As an ode to his hometown and to highlight the delicious flavours here is my recipe of Lucknowi Achari Gobi inspired by Suresh Talwar.

There are of course regional variations of Achari dishes. ‘Achari’ means pickling which is made using a mix of spices. And most vegetables, meat or chicken is used to make it. With the climate in so many northern states reaching a record high this is a clever way to preserve vegetables. And keeps for days after cooking too. I use mustard oil when making this cauliflower dish which gives it a gorgeous pungent flavour and hint of deep colour, so I’d urge you to get some for this recipe; although you can swap it for regular sunflower oil if you prefer a milder flavour. The balance of spices and flavour in most of my cooking is key and with achari gobi being a dry dish the acidity in this recipe is achieved by adding Amchoor (dried mango powder) which give it a delicious tang. Serve this dish with roti or pulao of your choice.

Method

  1. Add the cumin, mustard seeds, fenugreek, fennel and nigella seeds to a mixer and grind to a coarse mix. Separately add the green chillies with a pinch of salt to a pestle and mortar and grind to a paste. Set aside. Blend the garlic and ginger to a smooth paste with a splash of water and set aside.
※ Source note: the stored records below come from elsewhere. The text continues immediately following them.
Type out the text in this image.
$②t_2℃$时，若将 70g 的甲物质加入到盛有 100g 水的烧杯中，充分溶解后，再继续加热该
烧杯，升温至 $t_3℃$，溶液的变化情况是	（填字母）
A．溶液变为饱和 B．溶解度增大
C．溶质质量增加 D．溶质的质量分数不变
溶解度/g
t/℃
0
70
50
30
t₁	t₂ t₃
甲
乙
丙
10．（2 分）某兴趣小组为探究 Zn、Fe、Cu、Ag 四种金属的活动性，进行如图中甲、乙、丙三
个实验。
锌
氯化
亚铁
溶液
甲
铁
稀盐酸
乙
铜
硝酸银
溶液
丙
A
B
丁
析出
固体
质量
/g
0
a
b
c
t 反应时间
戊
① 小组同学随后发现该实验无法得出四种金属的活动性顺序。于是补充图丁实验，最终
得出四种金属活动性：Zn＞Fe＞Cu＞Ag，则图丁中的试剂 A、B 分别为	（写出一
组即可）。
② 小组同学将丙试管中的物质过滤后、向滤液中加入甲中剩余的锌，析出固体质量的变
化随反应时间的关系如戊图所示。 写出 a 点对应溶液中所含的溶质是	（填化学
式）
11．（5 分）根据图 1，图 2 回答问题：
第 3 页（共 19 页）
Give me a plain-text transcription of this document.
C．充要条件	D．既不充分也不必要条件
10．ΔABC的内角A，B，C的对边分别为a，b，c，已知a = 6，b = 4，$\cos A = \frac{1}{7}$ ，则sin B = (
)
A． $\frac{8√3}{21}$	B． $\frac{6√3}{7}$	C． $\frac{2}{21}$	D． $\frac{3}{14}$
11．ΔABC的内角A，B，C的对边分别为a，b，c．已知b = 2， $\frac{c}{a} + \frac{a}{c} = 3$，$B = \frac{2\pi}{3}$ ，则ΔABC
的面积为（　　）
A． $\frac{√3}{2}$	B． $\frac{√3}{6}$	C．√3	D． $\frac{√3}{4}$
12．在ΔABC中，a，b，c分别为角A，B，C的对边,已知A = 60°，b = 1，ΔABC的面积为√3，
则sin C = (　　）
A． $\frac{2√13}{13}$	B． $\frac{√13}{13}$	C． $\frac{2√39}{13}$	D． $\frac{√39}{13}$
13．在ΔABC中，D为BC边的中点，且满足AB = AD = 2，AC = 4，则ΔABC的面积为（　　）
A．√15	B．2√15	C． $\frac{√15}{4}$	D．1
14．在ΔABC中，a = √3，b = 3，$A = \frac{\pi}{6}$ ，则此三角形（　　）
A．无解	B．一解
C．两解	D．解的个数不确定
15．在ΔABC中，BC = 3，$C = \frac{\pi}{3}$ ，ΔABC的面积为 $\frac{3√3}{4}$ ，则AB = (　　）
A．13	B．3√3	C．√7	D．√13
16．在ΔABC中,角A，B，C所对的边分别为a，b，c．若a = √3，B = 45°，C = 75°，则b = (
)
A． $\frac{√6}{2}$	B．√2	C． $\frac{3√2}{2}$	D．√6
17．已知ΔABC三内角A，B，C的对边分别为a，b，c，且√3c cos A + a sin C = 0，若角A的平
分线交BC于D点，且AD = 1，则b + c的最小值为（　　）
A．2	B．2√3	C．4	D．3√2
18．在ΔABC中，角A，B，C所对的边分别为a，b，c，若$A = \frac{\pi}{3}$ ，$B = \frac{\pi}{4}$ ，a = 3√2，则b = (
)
  2. Heat oil in a heavy bottom sauce pan over a medium flame. Add the asafoetida and the coarsely ground spice mix. Fry for 20 seconds and add the onions cook them for 12 minutes stirring well. As they begin to soften add the garlic and ginger paste and fry for a minute.

  3. Add the turmeric powder, stir well and add the cauliflower florets along with the coriander powder. Season to taste. Fry for a 2-3 minutes stirring continuously. Add 150mls water and the green chilli paste. Stir well and cook over a low heat with a lid on for 14 minutes. Stir a couple of times through the cooking.Lucknowi Achari Gobi

  4. Add amchoor powder and sugar continue cooking for a minute. Garnish with fresh coriander. Serve warm with roti, naan or pulao.

  • http://www.novicehousewife.com Shumaila Chauhan

    I just bought gobhi from the market today and was going to prepare it my traditional way, but I think I am going to try this out. Thanks for sharing your stories and recipes.

    • Maunika Gowardhan

      Thank you! Hope you enjoy it x

  • Ant

    I made this a day or two ago, and I can honestly say it was absolutely amazing!

    • Maunika Gowardhan

      Thank you thank you! Very kind and so wonderful to hear youve enjoyed it x

  • Nancy Sosnowski

    I made this the other day and it is delicious! Thank you!

    • Maunika Gowardhan

      Yay! Love this dish I serve it with pulao and such a treat using cauli with spices.

  • salma

    thanku for posting all the receipes….just curious to know the difference between white onion and redonion……which dishes we can use white onions…
    thankyou.

    • Maunika Gowardhan

      Red onions have a touch of sweetness when fried so depending on the dish you can used either.

  • Sharbani Mukerjee

    I made this recipe and it was very tasty. The only mistake i made was perhaps that I used onion paste instead of roughly chopped onions.
    Also didn’t realize that the spices are also known as the “paanch phoron” in bengali.

    • Maunika Gowardhan

      Glad to hear you enjoyed it!

  • saranya

    What’s a good substitute for Nigella seeds?

    • Maunika Gowardhan

      You can leave them out if you wish. Kalonji/ Nigella seeds have a lovely peppery note in flavour which is hard tp replicate in anyother spice.

  • Thomas Hogarth

    I love this dish, its basically a regular side now whenever I cook, I just wish I could make it consistently, sometimes a little too bitter, spicy, sweet, but its SO easy to balance it out and make it perfect.